It has been known in the art to check for defects in semiconductor devices such as integrated circuit (IC) devices by subjecting them to a burn-in test. In connection with such a burn-in test, the semiconductor device is mounted on a socket for connecting the device to a test piece of equipment. A commonly used socket is a pop-up type which has a cover member which moves in alternating motion from a first original position away from the main base body of the socket to a second position adjacent the main base and then back again to the first position. Such a socket with straight line movement of the cover relative to the socket base is suitable for automatic mounting of a semiconductor device.
In the main base body, a plurality of contact members is mounted. One end of each contact member protrudes from the bottom of the main socket body so as to be electrically connected with a contact on a circuit substrate while the other end is positioned to electrically connect with a terminal of a semiconductor device mounted on the main base body. On the opposing sides of the semiconductor device placing surface of the main base body, a pair of latch members is installed with each latch member rotating in linkage with the straight-line movement of the cover member. At the tip of the latch member, a pressing part is provided for holding down the semiconductor device on the placing surface of the main base body.

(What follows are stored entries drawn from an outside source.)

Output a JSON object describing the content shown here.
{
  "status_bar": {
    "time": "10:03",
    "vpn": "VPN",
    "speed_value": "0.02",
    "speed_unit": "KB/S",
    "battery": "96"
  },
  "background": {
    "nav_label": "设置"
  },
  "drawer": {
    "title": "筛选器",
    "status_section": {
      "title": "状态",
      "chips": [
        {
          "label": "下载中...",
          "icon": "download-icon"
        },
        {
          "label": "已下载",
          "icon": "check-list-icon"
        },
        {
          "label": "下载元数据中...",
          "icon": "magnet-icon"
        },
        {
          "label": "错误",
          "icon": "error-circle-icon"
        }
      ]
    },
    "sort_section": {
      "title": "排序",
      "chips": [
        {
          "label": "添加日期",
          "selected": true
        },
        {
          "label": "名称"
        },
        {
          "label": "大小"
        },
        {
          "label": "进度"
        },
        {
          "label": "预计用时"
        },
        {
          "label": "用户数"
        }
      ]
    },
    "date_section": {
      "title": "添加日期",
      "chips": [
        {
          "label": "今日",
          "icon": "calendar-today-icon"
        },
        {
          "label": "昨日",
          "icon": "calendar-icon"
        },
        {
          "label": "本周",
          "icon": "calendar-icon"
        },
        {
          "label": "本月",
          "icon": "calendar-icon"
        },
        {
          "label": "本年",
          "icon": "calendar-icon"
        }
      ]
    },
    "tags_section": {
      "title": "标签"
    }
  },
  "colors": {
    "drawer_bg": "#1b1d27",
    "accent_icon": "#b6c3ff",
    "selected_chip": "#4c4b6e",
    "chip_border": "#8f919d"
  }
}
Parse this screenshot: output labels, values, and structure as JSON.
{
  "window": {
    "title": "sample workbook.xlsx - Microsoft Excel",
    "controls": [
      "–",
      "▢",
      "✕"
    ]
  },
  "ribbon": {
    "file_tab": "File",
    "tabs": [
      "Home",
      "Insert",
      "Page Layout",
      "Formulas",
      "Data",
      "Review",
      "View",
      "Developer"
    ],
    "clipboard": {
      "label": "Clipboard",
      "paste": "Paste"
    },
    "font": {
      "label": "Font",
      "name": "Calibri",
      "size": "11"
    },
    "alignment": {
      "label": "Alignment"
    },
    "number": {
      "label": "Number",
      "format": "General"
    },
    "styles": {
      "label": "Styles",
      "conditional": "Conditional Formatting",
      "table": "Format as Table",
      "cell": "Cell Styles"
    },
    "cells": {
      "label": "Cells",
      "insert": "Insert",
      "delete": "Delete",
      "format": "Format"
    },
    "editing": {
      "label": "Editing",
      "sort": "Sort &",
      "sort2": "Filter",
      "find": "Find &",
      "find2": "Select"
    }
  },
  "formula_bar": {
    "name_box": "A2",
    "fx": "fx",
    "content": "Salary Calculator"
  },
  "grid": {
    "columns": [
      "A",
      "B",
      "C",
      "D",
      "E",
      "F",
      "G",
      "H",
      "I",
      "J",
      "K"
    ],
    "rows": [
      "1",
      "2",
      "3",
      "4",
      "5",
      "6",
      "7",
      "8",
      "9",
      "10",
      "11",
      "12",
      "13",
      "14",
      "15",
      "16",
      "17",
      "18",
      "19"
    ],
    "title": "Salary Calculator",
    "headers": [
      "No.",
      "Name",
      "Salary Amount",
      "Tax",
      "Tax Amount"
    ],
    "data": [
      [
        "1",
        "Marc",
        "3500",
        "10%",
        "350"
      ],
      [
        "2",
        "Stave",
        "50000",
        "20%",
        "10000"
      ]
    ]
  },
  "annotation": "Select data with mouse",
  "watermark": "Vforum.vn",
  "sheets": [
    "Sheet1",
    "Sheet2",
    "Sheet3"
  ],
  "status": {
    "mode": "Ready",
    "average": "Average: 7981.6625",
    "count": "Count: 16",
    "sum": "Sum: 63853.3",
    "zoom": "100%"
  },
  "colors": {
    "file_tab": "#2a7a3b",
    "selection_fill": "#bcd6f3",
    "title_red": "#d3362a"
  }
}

In such a prior art device, as the cover is pushed downward toward the base body, the latch members are rotated to a retracted position away from the placing surface for the semiconductor device. In this position, the semiconductor device can be placed on the placing surface through an opening provided in the cover member. Each terminal of the semiconductor device is positioned to be electrically connected with the other end of the socket contact members. When the cover is returned to its original position away from the main base, the latch members return to their original position so as to press against the upper surface of the semiconductor and, at the same time, bring the terminals of the semiconductor device into electrical connection with the contact members of the socket.
Such a socket has been useful in practice but due to the fact that the latch member moves in a rotating arc, the area of contact between the pressing part of the respective latch members and the upper surface of the semiconductor device is small. As a consequence, a localized stress concentration is produced by the latches on the semiconductor device which can cause breakage of such semiconductor devices, especially one of a thin type.
Reliability problems can still exist even when the pressing part of the latch member is flat. This is due to the fact that the rotary movement of the latch causes its pressing part to draw an arc shaped track which makes it difficult to make a precise contact between the flat surface of the pressing part and the upper surface of the semiconductor device.
Further, due to dimensional tolerance differences in the semiconductor devices, the upper surface of such devices is not always at a fixed height making it practically impossible to cause the pressing part of the latch member to uniformly and consistently contact the semiconductor device at all times.
Still further, since the socket is exposed to elevated temperatures (approximately 135° C.) during the burn-in test, the variance of thermal expansion of different components of the socket will make it practically impossible to cause the pressing part of the latch member to accurately contact the upper surface of the semiconductor device at a height certain at all times.